← Back to context

Comment by Pxtl

10 hours ago

As much as relational DBs have held back enterprise software for a very long time by being so conservative in their development, the fact that they force you to put this relationship absolutely front-of-mind is excellent.

I'd personally consider "persistence" AKA "how to store shit" to be a very different concern compared to the data structures that you use in the program. Ideally, your design shouldn't care about how things are stores, unless there is a particular concern for how fast things read/writes.

  • Often significant improvements to every aspect of a system that interacts with a database can be made by proper design of the primary keys, instead of the generic id way too many people jump to.

    The key difficulty is identifying what these are is far from obvious upfront, and so often an index appears adjacent to a table that represents what the table should have been in the first place.

    • I guess that might be true also, to some extent. I guess most of the times I've seen something "messy" in software design, it's almost always about domain code being made overly complicated compared to what it has to do, and almost never about "how does this domain data gets written/read to/from a database", although it's very common. Although of course storage/persistence isn't non-essential, just less common problem than the typical design/architecture spaghetti I encounter.

    • I'm a firm believer in always using an auto-generated surrogate key for the PK because domain PKs always eventually become a pain point. The problem is that doing so does real damage to the ergonomics of the DB.

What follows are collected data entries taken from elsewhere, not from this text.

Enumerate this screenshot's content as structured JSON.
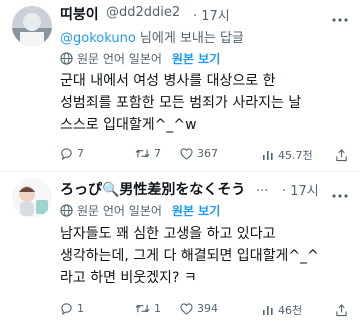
{
  "tweets": [
    {
      "display_name": "띠붕이",
      "handle": "@dd2ddie2",
      "time": "· 17시",
      "reply_to": {
        "mention": "@gokokuno",
        "suffix": " 님에게 보내는 답글"
      },
      "translate": {
        "label": "원문 언어 일본어",
        "show_original": "원본 보기"
      },
      "lines": [
        "군대 내에서 여성 병사를 대상으로 한",
        "성범죄를 포함한 모든 범죄가 사라지는 날",
        "스스로 입대할게^_^w"
      ],
      "stats": {
        "replies": "7",
        "retweets": "7",
        "likes": "367",
        "views": "45.7천"
      }
    },
    {
      "display_name": "ろっぴ🔍男性差別をなくそう",
      "handle": "...",
      "time": "· 17시",
      "translate": {
        "label": "원문 언어 일본어",
        "show_original": "원본 보기"
      },
      "lines": [
        "남자들도 꽤 심한 고생을 하고 있다고",
        "생각하는데, 그게 다 해결되면 입대할게^_^",
        "라고 하면 비웃겠지? ㅋ"
      ],
      "stats": {
        "replies": "1",
        "retweets": "1",
        "likes": "394",
        "views": "46천"
      }
    }
  ],
  "colors": {
    "accent": "#1d9bf0",
    "muted": "#536471"
  }
}
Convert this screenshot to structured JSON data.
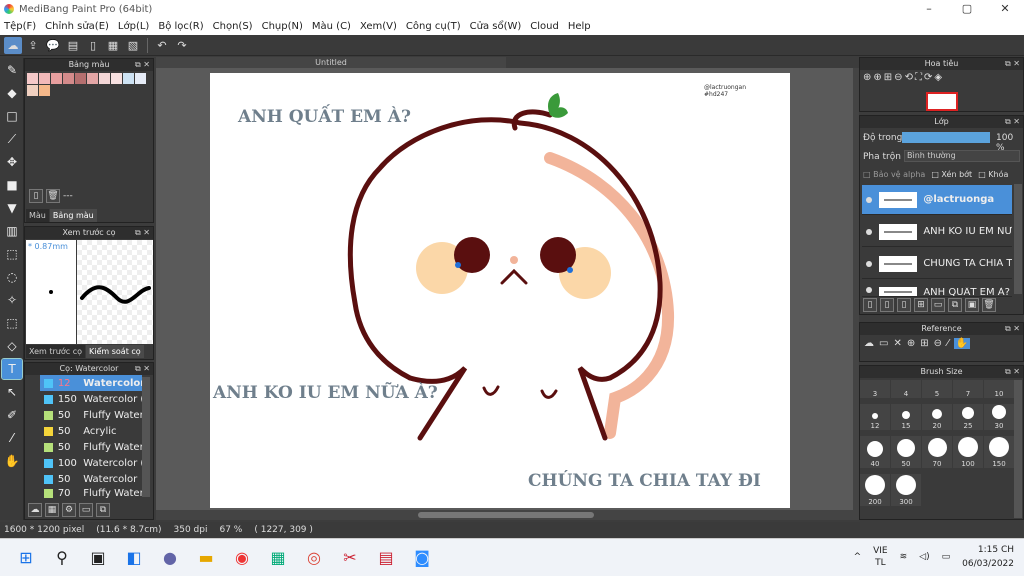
{
  "app": {
    "title": "MediBang Paint Pro (64bit)"
  },
  "window": {
    "minimize": "–",
    "maximize": "▢",
    "close": "✕"
  },
  "menu": [
    "Tệp(F)",
    "Chỉnh sửa(E)",
    "Lớp(L)",
    "Bộ lọc(R)",
    "Chọn(S)",
    "Chụp(N)",
    "Màu (C)",
    "Xem(V)",
    "Công cụ(T)",
    "Cửa sổ(W)",
    "Cloud",
    "Help"
  ],
  "color_panel": {
    "title": "Bảng màu",
    "tabs": [
      "Màu",
      "Bảng màu"
    ],
    "dots": "---",
    "swatches": [
      "#f6c9c9",
      "#f2b9b9",
      "#e89f9f",
      "#d48b8b",
      "#b56f6f",
      "#e4a6a6",
      "#f3d6d6",
      "#f8e1e1",
      "#cde2f3",
      "#e6ecf7",
      "#f0d0c0",
      "#f5b88a"
    ]
  },
  "brush_preview": {
    "title": "Xem trước cọ",
    "size": "* 0.87mm",
    "tabs": [
      "Xem trước cọ",
      "Kiểm soát cọ"
    ]
  },
  "brush_panel": {
    "title": "Cọ: Watercolor",
    "items": [
      {
        "size": "12",
        "name": "Watercolor",
        "color": "#4fc3f7",
        "selected": true
      },
      {
        "size": "150",
        "name": "Watercolor (",
        "color": "#4fc3f7"
      },
      {
        "size": "50",
        "name": "Fluffy Water",
        "color": "#b5e07a"
      },
      {
        "size": "50",
        "name": "Acrylic",
        "color": "#f5d53a"
      },
      {
        "size": "50",
        "name": "Fluffy Water",
        "color": "#b5e07a"
      },
      {
        "size": "100",
        "name": "Watercolor (",
        "color": "#4fc3f7"
      },
      {
        "size": "50",
        "name": "Watercolor",
        "color": "#4fc3f7"
      },
      {
        "size": "70",
        "name": "Fluffy Water",
        "color": "#b5e07a"
      }
    ]
  },
  "document": {
    "tab": "Untitled"
  },
  "canvas_text": {
    "watermark1": "@lactruongan",
    "watermark2": "#hd247",
    "line1": "ANH QUẤT EM À?",
    "line2": "ANH KO IU EM NỮA À?",
    "line3": "CHÚNG TA CHIA TAY ĐI"
  },
  "status": {
    "size": "1600 * 1200 pixel",
    "dims": "(11.6 * 8.7cm)",
    "dpi": "350 dpi",
    "zoom": "67 %",
    "pos": "( 1227, 309 )"
  },
  "navigator": {
    "title": "Hoa tiêu"
  },
  "layer_panel": {
    "title": "Lớp",
    "opacity_label": "Độ trong",
    "opacity_value": "100 %",
    "blend_label": "Pha trộn",
    "blend_value": "Bình thường",
    "opt_alpha": "Bảo vệ alpha",
    "opt_clip": "Xén bớt",
    "opt_lock": "Khóa",
    "layers": [
      {
        "name": "@lactruonga",
        "selected": true
      },
      {
        "name": "ANH KO IU EM NỮ"
      },
      {
        "name": "CHÚNG TA CHIA T"
      },
      {
        "name": "ANH QUẤT EM À?"
      }
    ]
  },
  "reference": {
    "title": "Reference"
  },
  "brush_size": {
    "title": "Brush Size",
    "sizes": [
      "3",
      "4",
      "5",
      "7",
      "10",
      "12",
      "15",
      "20",
      "25",
      "30",
      "40",
      "50",
      "70",
      "100",
      "150",
      "200",
      "300"
    ]
  },
  "taskbar": {
    "lang1": "VIE",
    "lang2": "TL",
    "time": "1:15 CH",
    "date": "06/03/2022"
  }
}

      This is why I fundamentally find SQL too conservative and outdated. There are obvious patterns for cross-cutting concerns that would mitigate things like this but enterprise SQL products like Oracle and MS are awful at providing ways to do these reusable cross-cutting concerns consistently.

  • I meant to reply to a different comment originally, specifically the one including this quote from Torvalds:

    > Good programmers worry about data structures and their relationships.

    > -- Linus Torvalds

    I was specifically thinking about the "relationship" issues. The worst messes to fix are the ones where the programmer didn't consider how to relate the objects together - which relationships need to be direct PK bindings, which can be indirect, which things have to be cached vs calculated live, which things are the cache (vs the master copy), what the cardinality of each relationship is, which relationships are semantically ownerships vs peers, which data is part of the system itself vs configuration data vs live, how you handle changes to the data, (event sourcing vs changelogging vs vs append-only vs yolo update), etc.

    Not quite "data structures" I admit but absolutely thinking hard about the relationship between all the data you have.

    SQL doesn't frame all of these questions out for you but it's good getting you to start thinking about them in a way you might not otherwise.